Lunch was boiled potatoes with herring sauce and a small dollop of sauerkraut. I didn’t like any of it, and pushed it around my plate, not saying much.

‘Eat up,’ Oma said and I took a forkful, swallowing the sauerkraut without chewing.

‘And drink your milk. It’ll keep you strong. Mind you, I’m sure they’re taking out more and more of the fat. It’s getting more watery as the days go on.’

Picking up my glass, I looked across at them sitting side by side and thought about what it would be like if Oma and Opa weren’t here; if I were alone with Mama, silent and deathlike, upstairs.

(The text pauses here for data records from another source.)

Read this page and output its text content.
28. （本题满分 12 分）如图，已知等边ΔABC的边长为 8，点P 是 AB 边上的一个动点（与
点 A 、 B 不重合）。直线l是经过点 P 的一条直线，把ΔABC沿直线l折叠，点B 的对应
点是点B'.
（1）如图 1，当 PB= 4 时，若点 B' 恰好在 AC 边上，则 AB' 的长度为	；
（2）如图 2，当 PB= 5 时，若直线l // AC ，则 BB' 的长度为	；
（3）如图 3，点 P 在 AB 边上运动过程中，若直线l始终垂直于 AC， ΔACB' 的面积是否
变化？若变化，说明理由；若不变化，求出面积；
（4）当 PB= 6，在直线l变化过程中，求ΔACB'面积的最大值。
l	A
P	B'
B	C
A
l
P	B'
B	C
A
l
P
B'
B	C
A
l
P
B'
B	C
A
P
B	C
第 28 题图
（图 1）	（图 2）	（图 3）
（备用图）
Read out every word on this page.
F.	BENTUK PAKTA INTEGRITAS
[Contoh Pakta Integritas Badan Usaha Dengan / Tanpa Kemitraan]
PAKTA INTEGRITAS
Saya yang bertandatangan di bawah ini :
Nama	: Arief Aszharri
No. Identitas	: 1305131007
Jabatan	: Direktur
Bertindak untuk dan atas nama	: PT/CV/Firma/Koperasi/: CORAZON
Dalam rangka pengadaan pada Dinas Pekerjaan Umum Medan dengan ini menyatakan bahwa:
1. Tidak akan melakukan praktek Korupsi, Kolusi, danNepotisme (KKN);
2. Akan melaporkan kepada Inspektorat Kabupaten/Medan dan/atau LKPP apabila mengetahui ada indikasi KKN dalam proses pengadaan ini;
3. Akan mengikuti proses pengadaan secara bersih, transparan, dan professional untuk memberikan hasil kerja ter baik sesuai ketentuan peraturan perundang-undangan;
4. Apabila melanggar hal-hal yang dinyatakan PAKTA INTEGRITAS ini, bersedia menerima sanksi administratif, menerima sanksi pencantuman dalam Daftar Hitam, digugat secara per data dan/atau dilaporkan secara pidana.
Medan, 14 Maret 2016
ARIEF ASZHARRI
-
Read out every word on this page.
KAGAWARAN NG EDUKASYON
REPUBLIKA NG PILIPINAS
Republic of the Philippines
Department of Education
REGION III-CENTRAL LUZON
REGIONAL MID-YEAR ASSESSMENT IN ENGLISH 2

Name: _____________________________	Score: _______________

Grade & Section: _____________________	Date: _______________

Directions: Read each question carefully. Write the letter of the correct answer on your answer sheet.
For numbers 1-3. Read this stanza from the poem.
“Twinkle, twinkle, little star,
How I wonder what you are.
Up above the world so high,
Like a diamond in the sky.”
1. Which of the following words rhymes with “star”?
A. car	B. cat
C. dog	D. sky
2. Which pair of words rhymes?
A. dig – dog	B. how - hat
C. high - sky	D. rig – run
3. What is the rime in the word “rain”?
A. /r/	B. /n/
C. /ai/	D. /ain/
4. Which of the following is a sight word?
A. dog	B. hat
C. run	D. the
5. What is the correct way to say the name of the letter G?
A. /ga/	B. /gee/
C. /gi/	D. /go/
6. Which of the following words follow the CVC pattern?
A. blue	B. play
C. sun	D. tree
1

When I was at school with Ralf and Martin, the idea of people being punished for not following the rules felt right, but I wasn’t so sure now.

When lunch was finished, I helped Oma in the kitchen for a while, then tried reading a book in the drawing room but I couldn’t settle or concentrate on anything.

‘Is it all right to go outside?’ I asked.

‘Of course,’ Oma said. ‘Opa is in the back—’

‘I mean out the front. I thought I’d sit on the doorstep for a bit.’

‘Watch the world go by?’ Oma asked.

‘It’s warm there. It’s right where the sun lands.’

Oma thought for a moment. ‘Well, I don’t suppose it can do any harm. You have permission not to be at school now for another week, so it doesn’t really matter.’

That’s what took me to the front step. I told myself it was because I wanted to sit in the warm rays and watch the cars and the people pass by, but there was another reason why I wanted to go out.

I wanted to see her.

I wanted to be sitting there when the dark-haired girl came home from school, so I could wave at her the way she had waved at me.